Les personnages principaux dont Rabelais se sert pour exprimer certains de ses points de vue sont les suivants : Pantagruel, Gargantua, Panurge et Epistémon. Chacun représente la personnification d'une idée. Pantagruel représente la nature géante de l’homme, le fait qu’il est capable de beaucoup plus qu’il ne le croit ; Gargantua symbolise le père idéal, l’autorité paternelle; Panurge est le symbole de la jovialité et de l’allégresse bacchanales, de débauche et de malignité; Epistémon incarne l’éducation, l’instruction et la pédagogie. Au moyen de chacun de ces personnage Rabelais promeut une nouvelle idée: celle de la grandeur de l’homme, de son devoir, de son attitude envers la vie, de sa façon de concevoir les choses ou de son éducation et tout cela se fait de manière drôle et tout à fait amusante. L’hyperbole qui caractérise cet ouvrage lui donne la pointe de l’humour qui rafraîchit l’œuvre et le rend agréable et plaisant à lire.                       
L’époque de la Renaissance se caractérise par l’hommage qu’on témoigne à l’homme. Tout gravite autour de sa grandeur morale et intellectuelle. On  peut comprendre que lorsque Rabelais parle du héro éponyme il met en valeur cette grandeur de manière drôle et sympathique. Cela permet à Rabelais de louer la mémoire prodigieuse de son héros, nécessaire au savoir encyclopédique si apprécié à la Renaissance. La lettre de Gargantua à son fils est peut-être la partie la plus sérieuse de tout le livre, la plus directe et la moins humoristique.

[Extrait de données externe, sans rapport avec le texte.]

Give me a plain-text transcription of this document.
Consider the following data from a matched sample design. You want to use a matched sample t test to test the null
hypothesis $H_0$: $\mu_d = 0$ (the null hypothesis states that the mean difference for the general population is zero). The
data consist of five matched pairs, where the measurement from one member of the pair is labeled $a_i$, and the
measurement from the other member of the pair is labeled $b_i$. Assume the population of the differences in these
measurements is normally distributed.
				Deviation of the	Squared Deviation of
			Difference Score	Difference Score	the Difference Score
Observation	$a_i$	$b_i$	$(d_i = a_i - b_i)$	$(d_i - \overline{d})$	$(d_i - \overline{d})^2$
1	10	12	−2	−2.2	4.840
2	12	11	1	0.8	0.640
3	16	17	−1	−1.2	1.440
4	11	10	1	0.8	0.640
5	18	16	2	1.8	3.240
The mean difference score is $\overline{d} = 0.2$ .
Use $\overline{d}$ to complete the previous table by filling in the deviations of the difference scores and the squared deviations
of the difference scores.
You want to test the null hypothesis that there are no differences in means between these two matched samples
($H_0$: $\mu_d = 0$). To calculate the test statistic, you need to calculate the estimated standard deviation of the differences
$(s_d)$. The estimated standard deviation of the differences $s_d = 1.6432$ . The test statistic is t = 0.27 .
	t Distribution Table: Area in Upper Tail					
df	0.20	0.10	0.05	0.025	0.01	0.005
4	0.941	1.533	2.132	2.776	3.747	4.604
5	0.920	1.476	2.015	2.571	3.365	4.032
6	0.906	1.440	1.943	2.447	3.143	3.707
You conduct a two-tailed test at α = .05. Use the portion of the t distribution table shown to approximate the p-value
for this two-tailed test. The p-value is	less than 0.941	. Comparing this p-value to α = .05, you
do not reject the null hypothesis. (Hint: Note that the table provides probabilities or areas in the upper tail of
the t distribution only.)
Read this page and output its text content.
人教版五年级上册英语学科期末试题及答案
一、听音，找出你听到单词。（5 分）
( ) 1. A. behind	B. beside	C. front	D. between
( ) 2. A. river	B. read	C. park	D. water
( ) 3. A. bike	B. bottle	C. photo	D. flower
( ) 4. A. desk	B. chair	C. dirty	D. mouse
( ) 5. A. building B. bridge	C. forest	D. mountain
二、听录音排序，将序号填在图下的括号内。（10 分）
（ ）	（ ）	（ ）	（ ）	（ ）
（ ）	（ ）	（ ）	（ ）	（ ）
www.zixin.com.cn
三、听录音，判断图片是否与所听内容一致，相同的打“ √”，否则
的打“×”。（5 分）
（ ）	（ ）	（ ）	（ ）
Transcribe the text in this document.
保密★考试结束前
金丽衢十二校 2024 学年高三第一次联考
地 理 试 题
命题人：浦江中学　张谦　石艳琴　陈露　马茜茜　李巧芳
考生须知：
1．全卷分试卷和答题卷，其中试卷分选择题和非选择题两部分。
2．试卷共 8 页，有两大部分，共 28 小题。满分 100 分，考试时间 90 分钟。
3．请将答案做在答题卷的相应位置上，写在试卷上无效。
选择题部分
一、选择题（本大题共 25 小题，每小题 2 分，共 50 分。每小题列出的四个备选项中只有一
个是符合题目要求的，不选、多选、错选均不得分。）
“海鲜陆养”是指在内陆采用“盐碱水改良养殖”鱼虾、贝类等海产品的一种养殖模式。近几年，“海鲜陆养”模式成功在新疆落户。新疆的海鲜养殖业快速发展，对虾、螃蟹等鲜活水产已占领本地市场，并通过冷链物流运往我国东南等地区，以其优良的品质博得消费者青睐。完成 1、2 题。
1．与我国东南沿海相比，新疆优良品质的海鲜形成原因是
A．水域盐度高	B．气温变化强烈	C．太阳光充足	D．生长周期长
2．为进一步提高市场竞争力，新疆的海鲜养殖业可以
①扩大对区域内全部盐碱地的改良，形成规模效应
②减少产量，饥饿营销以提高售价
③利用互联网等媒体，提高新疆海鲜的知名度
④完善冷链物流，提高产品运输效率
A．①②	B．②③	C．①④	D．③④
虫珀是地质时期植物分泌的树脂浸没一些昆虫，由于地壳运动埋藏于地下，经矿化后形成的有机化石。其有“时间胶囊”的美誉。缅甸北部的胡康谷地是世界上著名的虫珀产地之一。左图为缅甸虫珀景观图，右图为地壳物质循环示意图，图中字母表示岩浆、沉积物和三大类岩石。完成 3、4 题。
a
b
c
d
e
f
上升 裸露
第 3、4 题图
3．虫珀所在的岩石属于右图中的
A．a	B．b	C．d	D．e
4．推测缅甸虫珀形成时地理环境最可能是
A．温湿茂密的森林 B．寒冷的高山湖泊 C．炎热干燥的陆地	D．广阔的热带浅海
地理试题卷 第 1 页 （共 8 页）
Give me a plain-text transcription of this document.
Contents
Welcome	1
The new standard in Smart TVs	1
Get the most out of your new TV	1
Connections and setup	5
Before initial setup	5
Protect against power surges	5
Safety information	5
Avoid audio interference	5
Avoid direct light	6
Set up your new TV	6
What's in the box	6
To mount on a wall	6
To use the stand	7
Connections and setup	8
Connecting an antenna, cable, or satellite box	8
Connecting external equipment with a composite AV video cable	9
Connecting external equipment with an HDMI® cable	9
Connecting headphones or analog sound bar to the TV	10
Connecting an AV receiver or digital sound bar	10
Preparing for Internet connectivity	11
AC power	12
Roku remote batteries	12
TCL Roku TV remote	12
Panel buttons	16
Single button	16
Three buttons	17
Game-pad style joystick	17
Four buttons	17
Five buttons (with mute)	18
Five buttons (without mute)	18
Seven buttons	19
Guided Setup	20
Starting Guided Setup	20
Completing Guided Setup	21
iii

On ressent un certain sérieux ici, une gravité qui attend d’être obéie. L’humour est mis à part et  l’expression abîme de science explique toute la portée intellectuelle de cette lettre. C’est justement grâce à l’absence de l’humour ici qu’on peut croire que Rabelais pour la première et unique fois dans le roman parle sérieusement, même lorsqu’il dit : « Et quant à la connaissance de l’histoire naturelle, je veux que tu t’y adonnes avec zèle qu’il n’y ait mer, rivière ni source dont tu ignores les poissons; tous les oiseaux du ciel, tous les arbres, arbustes, et les buissons des forêts, toutes les herbes de la terre, tous les métaux cachés au ventre des abîmes, les pierreries de tous les pays de l’Orient et du Midi, que rien ne te soit inconnu. Puis relis  soigneusement les livres des médecins grecs, arabes et latins, sans mépriser les Talmudistes et les Cabalistes et, par de fréquentes dissections, acquiers une connaissance parfaite de cet autre monde qu’est l’homme. Et pendant quelques heures du jour, va voir les saintes Lettres: d’abord, en grec, le Nouveau Testament  et les Epîtres des apôtres puis, en hébreu, l’Ancien Testament. En somme, que je vois en toi un abîme de science […]. » Aussi grotesque et hyperbolique que cela puisse paraître au lecteur moderne (au point de penser que Rabelais ridiculise l’avidité intellectuelle du père de son héros), le fait d’être si minutieusement érudit et cultivé représentait vraiment un idéal à la Renaissance. Un idéal vers lequel aspirait toute la crème intellectuelle de cette époque, ce qui veut dire Rabelais lui-même. Donc cette lettre est porteuse de la conviction personnelle de Rabelais, elle enseigne, préconise et inculque une nouvelle valeur en ce qui concerne l’éducation surtout. Il serait vraiment imprudent de dire qu’elle est fantaisiste et sans signification.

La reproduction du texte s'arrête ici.